Si apre il sipario sulla sessantesima stagione di opera lirica allo Sferisterio di Macerata.
L'anno Pucciniano viene celebrato con un nuovo allestimento di Turandot in coproduzione con l’Opéra Grand Avignon. Come sempre la sera della prima è un evento mondano dove scorrono sfilate di vip, ma anche melomani incalliti venuti in arena per vedere, sentire e commentare ogni singola nota.
La nuova produzione vede la regia di Paco Azorín, che ha curato anche le scene. Uno spettacolo classico, dove emerge tutto il fascino orientale dell'opera. Una grande struttura architettonica sopraelevata e di colore rosso riempie il palcoscenico. Nell'edificio vive e si muove l'aristocrazia, sotto nella risaia lavora il popolo. A valorizzare l'ambiente c'è il grande lavoro di video e luci curati da Pedro Chamizo. Il muro diviene lo specchio (un chiaro omaggio alla Traviata di Svoboda) di quello che succede in scena, come un sistema di controllo messo in atto dal potere.
L'uso dei video mapping amplifica e crea suggestione (la morte di Liù accompagnata dalla pioggia è un momento particolarmente evocativo).
Ottimi e di grande gusto i costumi di Ulises Mérida, interessanti i movimenti scenici di Carlos Martos de la Vega che riecheggiano simbologie cinesi, con tanto di donne arciere che sottolineano l'odio di Turandot verso gli uomini.
Dal punto di vista musicale si è scelto di eseguire la versione originale incompiuta che termine con la morte di Liù. Ci ha lasciato però interdetti la scelta di aggiungere dopo qualche secondo il coro "O sole! Vita! Eternità!” che interrompe bruscamente il delicato e struggente finale, con l'orchestra che pianissimo svanisce.
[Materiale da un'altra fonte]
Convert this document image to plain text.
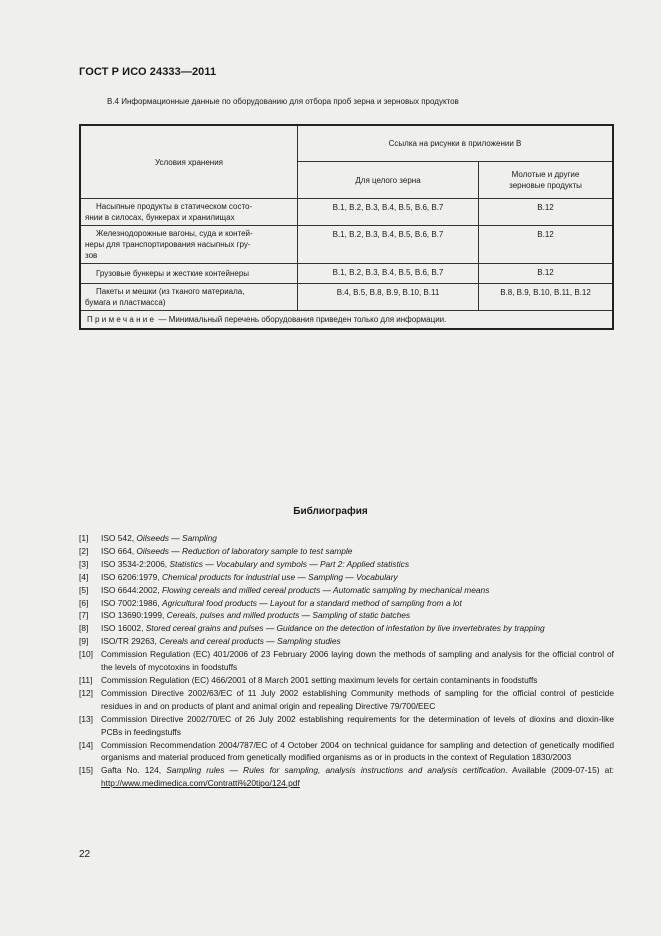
ГОСТ Р ИСО 24333—2011
B.4 Информационные данные по оборудованию для отбора проб зерна и зерновых продуктов
Условия хранения	Ссылка на рисунки в приложении B	
	Для целого зерна	Молотые и другие
зерновые продукты

Насыпные продукты в статическом состо-
янии в силосах, бункерах и хранилищах	B.1, B.2, B.3, B.4, B.5, B.6, B.7	B.12

Железнодорожные вагоны, суда и контей-
неры для транспортирования насыпных гру-
зов	B.1, B.2, B.3, B.4, B.5, B.6, B.7	B.12

Грузовые бункеры и жесткие контейнеры	B.1, B.2, B.3, B.4, B.5, B.6, B.7	B.12

Пакеты и мешки (из тканого материала,
бумага и пластмасса)	B.4, B.5, B.8, B.9, B.10, B.11	B.8, B.9, B.10, B.11, B.12
Примечание — Минимальный перечень оборудования приведен только для информации.		
Библиография
[1]	ISO 542, Oilseeds — Sampling
[2]	ISO 664, Oilseeds — Reduction of laboratory sample to test sample
[3]	ISO 3534-2:2006, Statistics — Vocabulary and symbols — Part 2: Applied statistics
[4]	ISO 6206:1979, Chemical products for industrial use — Sampling — Vocabulary
[5]	ISO 6644:2002, Flowing cereals and milled cereal products — Automatic sampling by mechanical means
[6]	ISO 7002:1986, Agricultural food products — Layout for a standard method of sampling from a lot
[7]	ISO 13690:1999, Cereals, pulses and milled products — Sampling of static batches
[8]	ISO 16002, Stored cereal grains and pulses — Guidance on the detection of infestation by live invertebrates by trapping
[9]	ISO/TR 29263, Cereals and cereal products — Sampling studies
[10] Commission Regulation (EC) 401/2006 of 23 February 2006 laying down the methods of sampling and analysis for the official control of the levels of mycotoxins in foodstuffs
[11]	Commission Regulation (EC) 466/2001 of 8 March 2001 setting maximum levels for certain contaminants in foodstuffs
[12] Commission Directive 2002/63/EC of 11 July 2002 establishing Community methods of sampling for the official control of pesticide residues in and on products of plant and animal origin and repealing Directive 79/700/EEC
[13] Commission Directive 2002/70/EC of 26 July 2002 establishing requirements for the determination of levels of dioxins and dioxin-like PCBs in feedingstuffs
[14] Commission Recommendation 2004/787/EC of 4 October 2004 on technical guidance for sampling and detection of genetically modified organisms and material produced from genetically modified organisms as or in products in the context of Regulation 1830/2003
[15] Gafta No. 124, Sampling rules — Rules for sampling, analysis instructions and analysis certification. Available (2009-07-15) at: http://www.medimedica.com/Contratti%20tipo/124.pdf
22
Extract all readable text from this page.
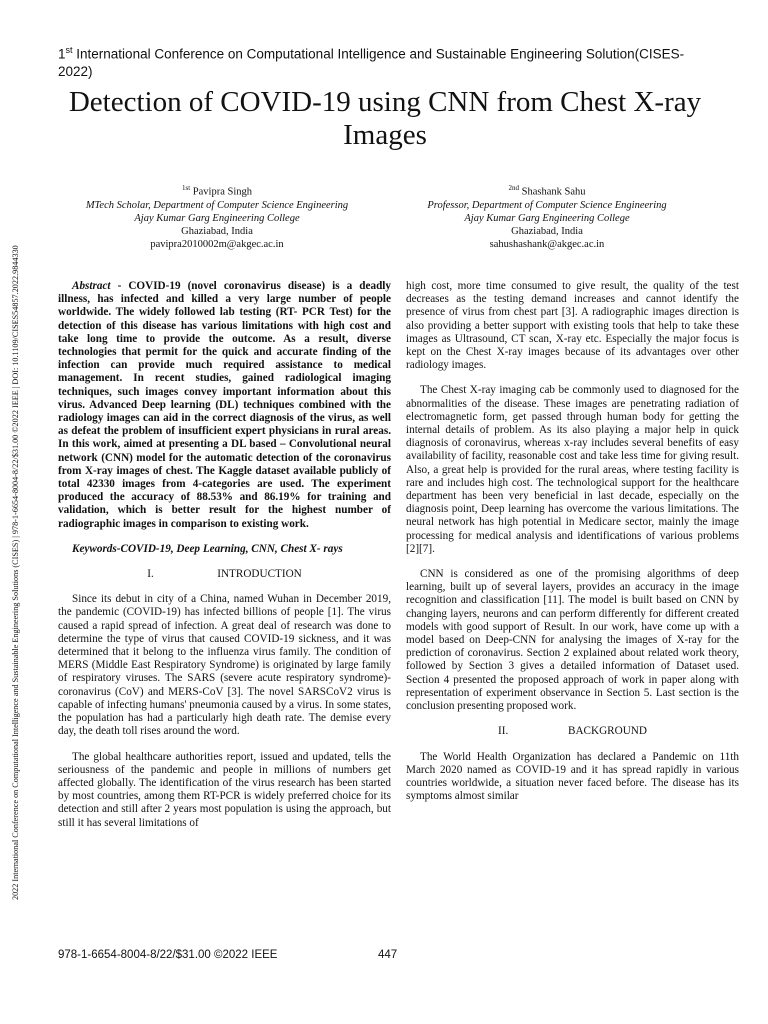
1st International Conference on Computational Intelligence and Sustainable Engineering Solution(CISES-2022)
Detection of COVID-19 using CNN from Chest X-ray Images
$^{1st}$ Pavipra Singh
MTech Scholar, Department of Computer Science Engineering
Ajay Kumar Garg Engineering College
Ghaziabad, India
pavipra2010002m@akgec.ac.in
$^{2nd}$ Shashank Sahu
Professor, Department of Computer Science Engineering
Ajay Kumar Garg Engineering College
Ghaziabad, India
sahushashank@akgec.ac.in

Abstract - COVID-19 (novel coronavirus disease) is a deadly illness, has infected and killed a very large number of people worldwide. The widely followed lab testing (RT- PCR Test) for the detection of this disease has various limitations with high cost and take long time to provide the outcome. As a result, diverse technologies that permit for the quick and accurate finding of the infection can provide much required assistance to medical management. In recent studies, gained radiological imaging techniques, such images convey important information about this virus. Advanced Deep learning (DL) techniques combined with the radiology images can aid in the correct diagnosis of the virus, as well as defeat the problem of insufficient expert physicians in rural areas. In this work, aimed at presenting a DL based – Convolutional neural network (CNN) model for the automatic detection of the coronavirus from X-ray images of chest. The Kaggle dataset available publicly of total 42330 images from 4-categories are used. The experiment produced the accuracy of 88.53% and 86.19% for training and validation, which is better result for the highest number of radiographic images in comparison to existing work.

Keywords-COVID-19, Deep Learning, CNN, Chest X- rays

I.	INTRODUCTION

Since its debut in city of a China, named Wuhan in December 2019, the pandemic (COVID-19) has infected billions of people [1]. The virus caused a rapid spread of infection. A great deal of research was done to determine the type of virus that caused COVID-19 sickness, and it was determined that it belong to the influenza virus family. The condition of MERS (Middle East Respiratory Syndrome) is originated by large family of respiratory viruses. The SARS (severe acute respiratory syndrome)-coronavirus (CoV) and MERS-CoV [3]. The novel SARSCoV2 virus is capable of infecting humans' pneumonia caused by a virus. In some states, the population has had a particularly high death rate. The demise every day, the death toll rises around the word.

The global healthcare authorities report, issued and updated, tells the seriousness of the pandemic and people in millions of numbers get affected globally. The identification of the virus research has been started by most countries, among them RT-PCR is widely preferred choice for its detection and still after 2 years most population is using the approach, but still it has several limitations of

high cost, more time consumed to give result, the quality of the test decreases as the testing demand increases and cannot identify the presence of virus from chest part [3]. A radiographic images direction is also providing a better support with existing tools that help to take these images as Ultrasound, CT scan, X-ray etc. Especially the major focus is kept on the Chest X-ray images because of its advantages over other radiology images.

The Chest X-ray imaging cab be commonly used to diagnosed for the abnormalities of the disease. These images are penetrating radiation of electromagnetic form, get passed through human body for getting the internal details of problem. As its also playing a major help in quick diagnosis of coronavirus, whereas x-ray includes several benefits of easy availability of facility, reasonable cost and take less time for giving result. Also, a great help is provided for the rural areas, where testing facility is rare and includes high cost. The technological support for the healthcare department has been very beneficial in last decade, especially on the diagnosis point, Deep learning has overcome the various limitations. The neural network has high potential in Medicare sector, mainly the image processing for medical analysis and identifications of various problems [2][7].

CNN is considered as one of the promising algorithms of deep learning, built up of several layers, provides an accuracy in the image recognition and classification [11]. The model is built based on CNN by changing layers, neurons and can perform differently for different created models with good support of Result. In our work, have come up with a model based on Deep-CNN for analysing the images of X-ray for the prediction of coronavirus. Section 2 explained about related work theory, followed by Section 3 gives a detailed information of Dataset used. Section 4 presented the proposed approach of work in paper along with representation of experiment observance in Section 5. Last section is the conclusion presenting proposed work.

II.	BACKGROUND

The World Health Organization has declared a Pandemic on 11th March 2020 named as COVID-19 and it has spread rapidly in various countries worldwide, a situation never faced before. The disease has its symptoms almost similar

978-1-6654-8004-8/22/$31.00 ©2022 IEEE	447
2022 International Conference on Computational Intelligence and Sustainable Engineering Solutions (CISES) | 978-1-6654-8004-8/22/$31.00 ©2022 IEEE | DOI: 10.1109/CISES54857.2022.9844330
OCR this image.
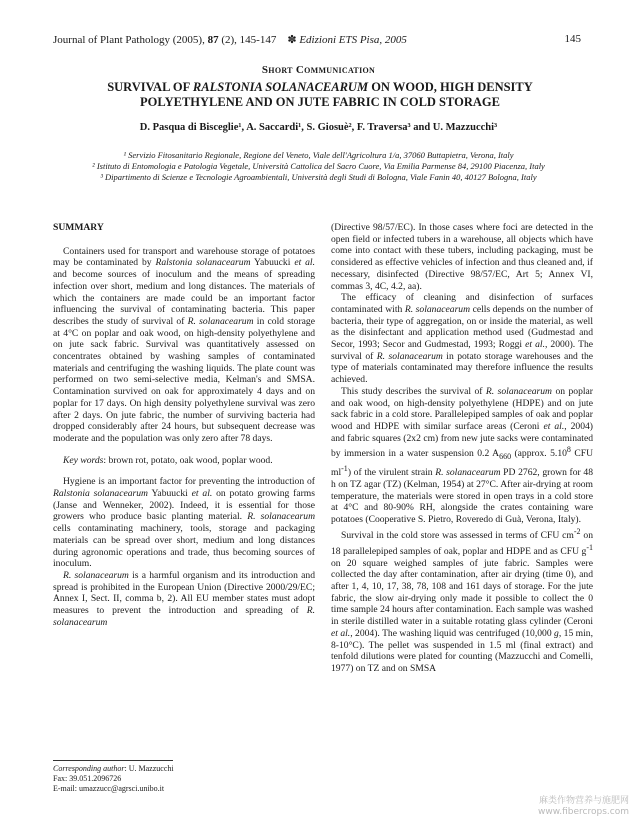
Journal of Plant Pathology (2005), 87 (2), 145-147 ✽ Edizioni ETS Pisa, 2005	145
Short Communication
SURVIVAL OF RALSTONIA SOLANACEARUM ON WOOD, HIGH DENSITY POLYETHYLENE AND ON JUTE FABRIC IN COLD STORAGE
D. Pasqua di Bisceglie¹, A. Saccardi¹, S. Giosuè², F. Traversa³ and U. Mazzucchi³
¹ Servizio Fitosanitario Regionale, Regione del Veneto, Viale dell'Agricoltura 1/a, 37060 Buttapietra, Verona, Italy
² Istituto di Entomologia e Patologia Vegetale, Università Cattolica del Sacro Cuore, Via Emilia Parmense 84, 29100 Piacenza, Italy
³ Dipartimento di Scienze e Tecnologie Agroambientali, Università degli Studi di Bologna, Viale Fanin 40, 40127 Bologna, Italy
SUMMARY

Containers used for transport and warehouse storage of potatoes may be contaminated by Ralstonia solanacearum Yabuucki et al. and become sources of inoculum and the means of spreading infection over short, medium and long distances. The materials of which the containers are made could be an important factor influencing the survival of contaminating bacteria. This paper describes the study of survival of R. solanacearum in cold storage at 4°C on poplar and oak wood, on high-density polyethylene and on jute sack fabric. Survival was quantitatively assessed on concentrates obtained by washing samples of contaminated materials and centrifuging the washing liquids. The plate count was performed on two semi-selective media, Kelman's and SMSA. Contamination survived on oak for approximately 4 days and on poplar for 17 days. On high density polyethylene survival was zero after 2 days. On jute fabric, the number of surviving bacteria had dropped considerably after 24 hours, but subsequent decrease was moderate and the population was only zero after 78 days.

Key words: brown rot, potato, oak wood, poplar wood.

Hygiene is an important factor for preventing the introduction of Ralstonia solanacearum Yabuucki et al. on potato growing farms (Janse and Wenneker, 2002). Indeed, it is essential for those growers who produce basic planting material. R. solanacearum cells contaminating machinery, tools, storage and packaging materials can be spread over short, medium and long distances during agronomic operations and trade, thus becoming sources of inoculum.

R. solanacearum is a harmful organism and its introduction and spread is prohibited in the European Union (Directive 2000/29/EC; Annex I, Sect. II, comma b, 2). All EU member states must adopt measures to prevent the introduction and spreading of R. solanacearum

(Directive 98/57/EC). In those cases where foci are detected in the open field or infected tubers in a warehouse, all objects which have come into contact with these tubers, including packaging, must be considered as effective vehicles of infection and thus cleaned and, if necessary, disinfected (Directive 98/57/EC, Art 5; Annex VI, commas 3, 4C, 4.2, aa).

The efficacy of cleaning and disinfection of surfaces contaminated with R. solanacearum cells depends on the number of bacteria, their type of aggregation, on or inside the material, as well as the disinfectant and application method used (Gudmestad and Secor, 1993; Secor and Gudmestad, 1993; Roggi et al., 2000). The survival of R. solanacearum in potato storage warehouses and the type of materials contaminated may therefore influence the results achieved.

This study describes the survival of R. solanacearum on poplar and oak wood, on high-density polyethylene (HDPE) and on jute sack fabric in a cold store. Parallelepiped samples of oak and poplar wood and HDPE with similar surface areas (Ceroni et al., 2004) and fabric squares (2x2 cm) from new jute sacks were contaminated by immersion in a water suspension 0.2 $A_{660}$ (approx. 5.10$^8$ CFU $ml^{-1}$) of the virulent strain R. solanacearum PD 2762, grown for 48 h on TZ agar (TZ) (Kelman, 1954) at 27°C. After air-drying at room temperature, the materials were stored in open trays in a cold store at 4°C and 80-90% RH, alongside the crates containing ware potatoes (Cooperative S. Pietro, Roveredo di Guà, Verona, Italy).

Survival in the cold store was assessed in terms of CFU $cm^{-2}$ on 18 parallelepiped samples of oak, poplar and HDPE and as CFU $g^{-1}$ on 20 square weighed samples of jute fabric. Samples were collected the day after contamination, after air drying (time 0), and after 1, 4, 10, 17, 38, 78, 108 and 161 days of storage. For the jute fabric, the slow air-drying only made it possible to collect the 0 time sample 24 hours after contamination. Each sample was washed in sterile distilled water in a suitable rotating glass cylinder (Ceroni et al., 2004). The washing liquid was centrifuged (10,000 g, 15 min, 8-10°C). The pellet was suspended in 1.5 ml (final extract) and tenfold dilutions were plated for counting (Mazzucchi and Comelli, 1977) on TZ and on SMSA

Corresponding author: U. Mazzucchi
Fax: 39.051.2096726
E-mail: umazzucc@agrsci.unibo.it
麻类作物营养与施肥网
www.fibercrops.com
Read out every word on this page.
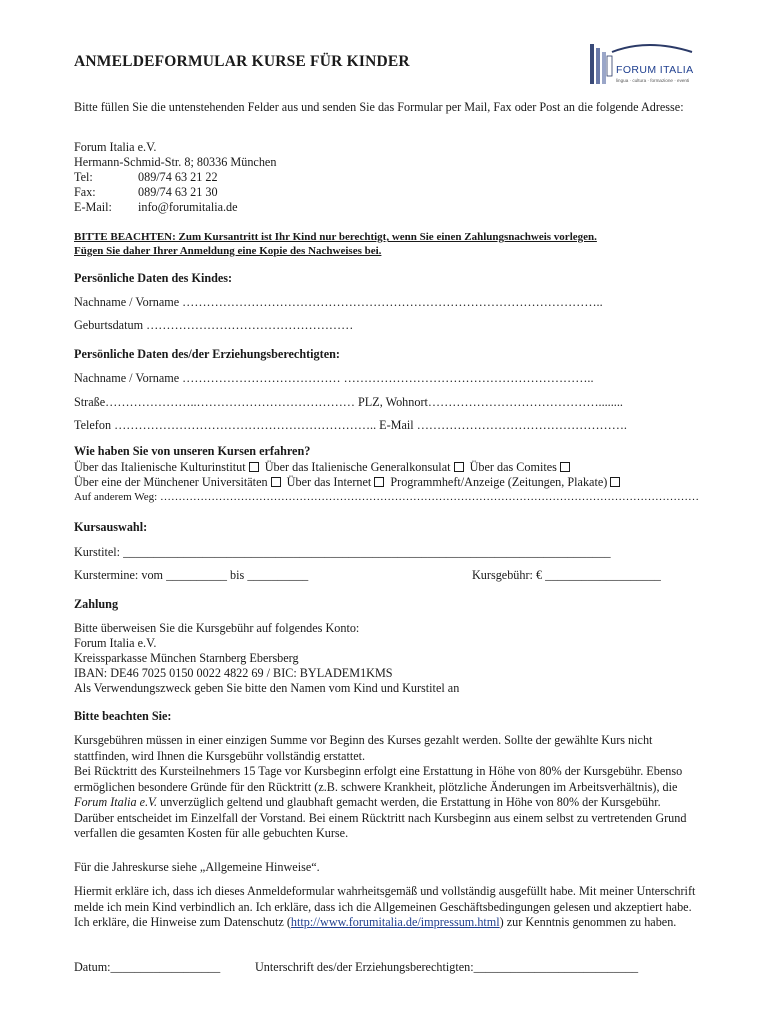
ANMELDEFORMULAR KURSE FÜR KINDER	FORUM ITALIA
lingua · cultura · formazione · eventi
Bitte füllen Sie die untenstehenden Felder aus und senden Sie das Formular per Mail, Fax oder Post an die folgende Adresse:
Forum Italia e.V.
Hermann-Schmid-Str. 8; 80336 München
Tel:	089/74 63 21 22
Fax:	089/74 63 21 30
E-Mail: info@forumitalia.de
BITTE BEACHTEN: Zum Kursantritt ist Ihr Kind nur berechtigt, wenn Sie einen Zahlungsnachweis vorlegen.
Fügen Sie daher Ihrer Anmeldung eine Kopie des Nachweises bei.
Persönliche Daten des Kindes:
Nachname / Vorname …………………………………………………………………………………………..
Geburtsdatum ……………………………………………
Persönliche Daten des/der Erziehungsberechtigten:
Nachname / Vorname ………………………………… ……………………………………………………..
Straße…………………..………………………………… PLZ, Wohnort……………………………………........
Telefon ……………………………………………………….. E-Mail …………………………………………….
Wie haben Sie von unseren Kursen erfahren?
Über das Italienische Kulturinstitut Über das Italienische Generalkonsulat Über das Comites
Über eine der Münchener Universitäten Über das Internet Programmheft/Anzeige (Zeitungen, Plakate)
Auf anderem Weg: …………………………………………………………………………………………………………………………………
Kursauswahl:
Kurstitel: ________________________________________________________________________________
Kurstermine: vom __________ bis __________	Kursgebühr: € ___________________
Zahlung
Bitte überweisen Sie die Kursgebühr auf folgendes Konto:
Forum Italia e.V.
Kreissparkasse München Starnberg Ebersberg
IBAN: DE46 7025 0150 0022 4822 69 / BIC: BYLADEM1KMS
Als Verwendungszweck geben Sie bitte den Namen vom Kind und Kurstitel an
Bitte beachten Sie:
Kursgebühren müssen in einer einzigen Summe vor Beginn des Kurses gezahlt werden. Sollte der gewählte Kurs nicht stattfinden, wird Ihnen die Kursgebühr vollständig erstattet.
Bei Rücktritt des Kursteilnehmers 15 Tage vor Kursbeginn erfolgt eine Erstattung in Höhe von 80% der Kursgebühr. Ebenso ermöglichen besondere Gründe für den Rücktritt (z.B. schwere Krankheit, plötzliche Änderungen im Arbeitsverhältnis), die Forum Italia e.V. unverzüglich geltend und glaubhaft gemacht werden, die Erstattung in Höhe von 80% der Kursgebühr. Darüber entscheidet im Einzelfall der Vorstand. Bei einem Rücktritt nach Kursbeginn aus einem selbst zu vertretenden Grund verfallen die gesamten Kosten für alle gebuchten Kurse.
Für die Jahreskurse siehe „Allgemeine Hinweise“.
Hiermit erkläre ich, dass ich dieses Anmeldeformular wahrheitsgemäß und vollständig ausgefüllt habe. Mit meiner Unterschrift melde ich mein Kind verbindlich an. Ich erkläre, dass ich die Allgemeinen Geschäftsbedingungen gelesen und akzeptiert habe. Ich erkläre, die Hinweise zum Datenschutz (http://www.forumitalia.de/impressum.html) zur Kenntnis genommen zu haben.
Datum:__________________	Unterschrift des/der Erziehungsberechtigten:___________________________
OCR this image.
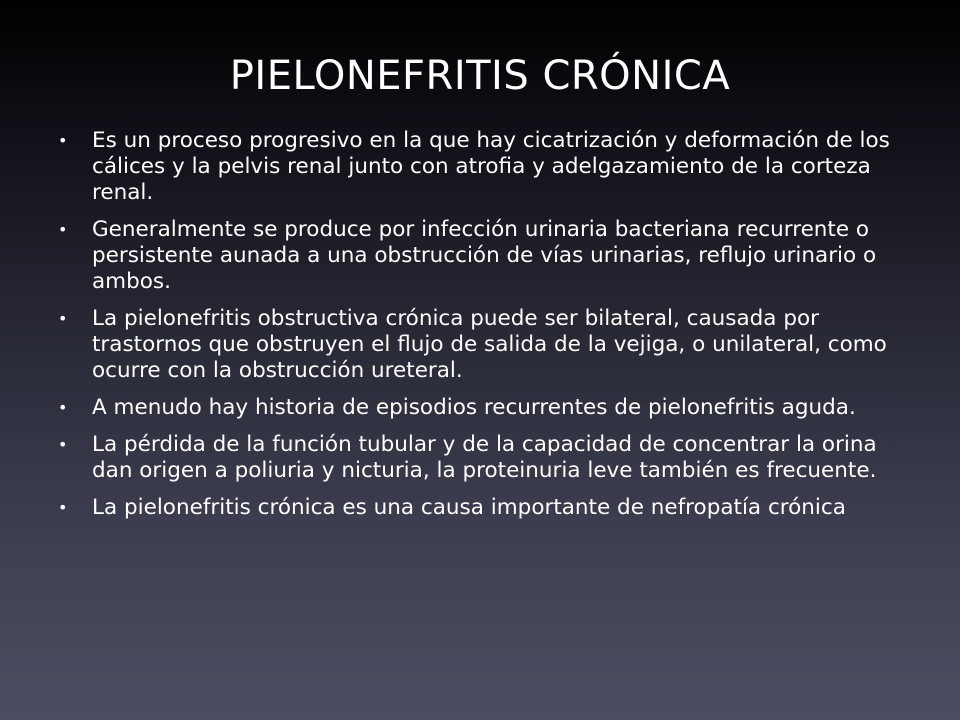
PIELONEFRITIS CRÓNICA
• Es un proceso progresivo en la que hay cicatrización y deformación de los cálices y la pelvis renal junto con atrofia y adelgazamiento de la corteza renal.
• Generalmente se produce por infección urinaria bacteriana recurrente o persistente aunada a una obstrucción de vías urinarias, reflujo urinario o ambos.
• La pielonefritis obstructiva crónica puede ser bilateral, causada por trastornos que obstruyen el flujo de salida de la vejiga, o unilateral, como ocurre con la obstrucción ureteral.
• A menudo hay historia de episodios recurrentes de pielonefritis aguda.
• La pérdida de la función tubular y de la capacidad de concentrar la orina dan origen a poliuria y nicturia, la proteinuria leve también es frecuente.
• La pielonefritis crónica es una causa importante de nefropatía crónica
Francesco Ivan Ciampa (che ritorna a Macerata dopo lo splendido Macbeth del 2019) si conferma come uno dei direttori più sicuri e precisi della sua generazione. Alla guida dell'orchestra filarmonica marchigiana ha saputo contrapporre alla consueta energia, a tratti violenta della partitura, un lirismo fatto di raffinate dinamiche, varietà di colori e tempi staccati sempre correttamente.
Potente, preciso e ben amalgamato il coro lirico marchigiano Bellini nei suoi numerosi interventi, diretto dalla grande professionalità del maestro Martino Faggiani. Validi anche i Pueri Cantores “D. Zamberletti” diretti da Gian Luca Paolucci.
Olga Maslova è stata un'imponente e convincente Turandot. La voce è sicura, fluida, omogenea nei vari registri, attenta a tratteggiare le complesse sfaccettature del personaggio che vengono amplificate da un'interpretazione scenica fatta di sguardi e gesti veramente incisiva.
Bene anche il Calaf di Angelo Villari. Il tenore mostra una certa solidità negli acuti, ma anche rifiniture che vanno a smussare il lato eroico del personaggio. Peccato per la romanza "Nessun dorma" che viene risolta con un finale troncato troppo presto.
Sinonimo di garanzia è l'ottima Ruth Iniesta che con voce luminosa, sfumature, eleganti filati, pregevole fraseggio, dona delicatezza e senso drammatico al personaggio di Liù. Riccardo Fassi è un Timur profondo, sonoro e di grande levatura.
Efficaci e ben amalgamati Ping Pong Pang, interpretati dai validi Lodovico Filippo Ravizza, Francesco Pittari e Paolo Antognetti.
Debole l'imperatore Altoum di Christian Collia, convincenti Alberto Petricca (un mandarino) e Mauro Sagripanti (il principino di Persia).
Sferisterio sold out in ogni ordine e grande successo di pubblico, con vette di applausi per Maslova e Iniesta.